Since the fighting erupted in the second week of June after failed negotiations, KIO reports that more than 16,000 people have fled to Laiza, while more than 4,000 are hiding in the jungle to avoid Burmese soldiers.

Though they are not welcomed by the Chinese government, more than 10,000 people have also fled to China, according to the Kachin Women's Association Thailand (KWAT), a Chiang Mai-based agency advocating democratic change in Myanmar.

Even in areas where fighting has not erupted, people are fleeing, carrying as many belongings as they can, out of fear that the war will come to their area within days.

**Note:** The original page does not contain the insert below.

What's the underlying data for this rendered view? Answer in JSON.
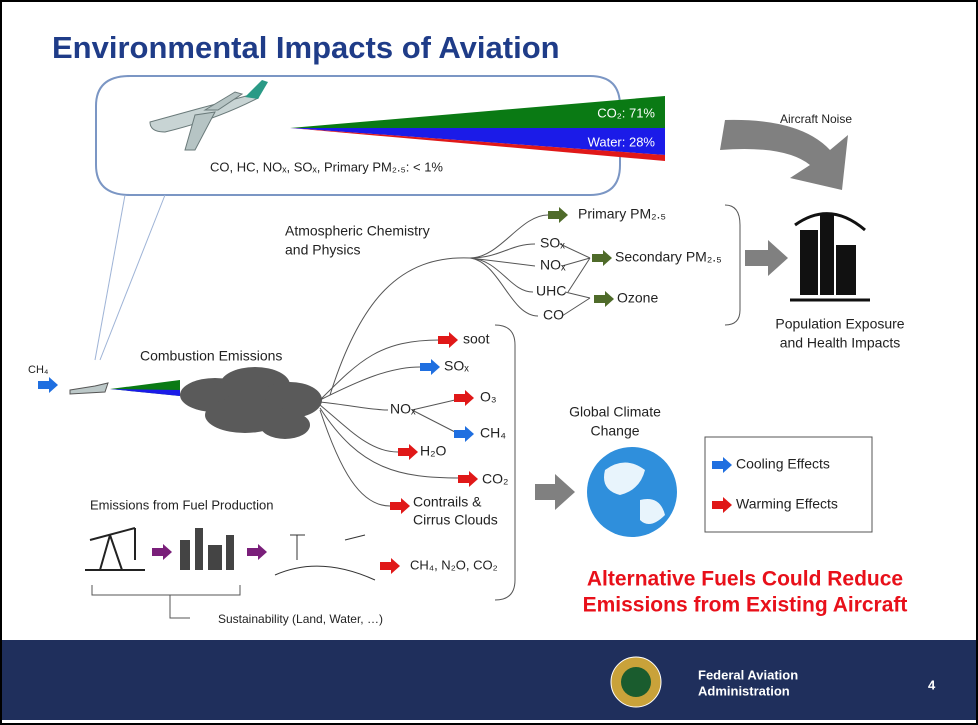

KIA and Burmese government forces fought for decades after the central government denied the region self-governance, until 1994 when both sides agreed a ceasefire.

The relationship grew tense when the central government pressured the KIA in 2010 to form a Border Guard Force along with other ethnic armed groups, or to disarm.

With the contribution of private donors, KIO, KWAT and a few local groups have been providing food and shelter items, "but it's not enough to feed and provide for them", said Mai Ja, a spokeswoman for KWAT. "The IDPs [internally displaced persons] are increasing day by day."

Disputed claims

In a meeting with the members of parliament of Yangon Region in late June, Lower House Speaker Thura Shwe Mann said the fighting between Myanmar forces and KIA had ended, and that the relationship between the government and KIA was back to the original state before the unrest that erupted in June after nearly two decades of quiet.

"It's not true," KWAT's Mai Ja said. "There is still fighting in some places and it's very dangerous for [the displaced] to go back to their homes."

KWAT announced in late June that at least 18 women and girls from age 15 to 50 were gang-raped in the war-zone by Burmese soldiers between 10 and 18 June. Four women were killed after being raped while another died from her injuries, KWAT said.

"In this kind of situation it is not safe to go back home," said Mai Ja. "They need to keep staying in the camps or wherever they are staying."

KIO said malaria, diarrhoea and flu were a concern and medicine was needed. Tarpaulin sheets are also in demand for makeshift shelters.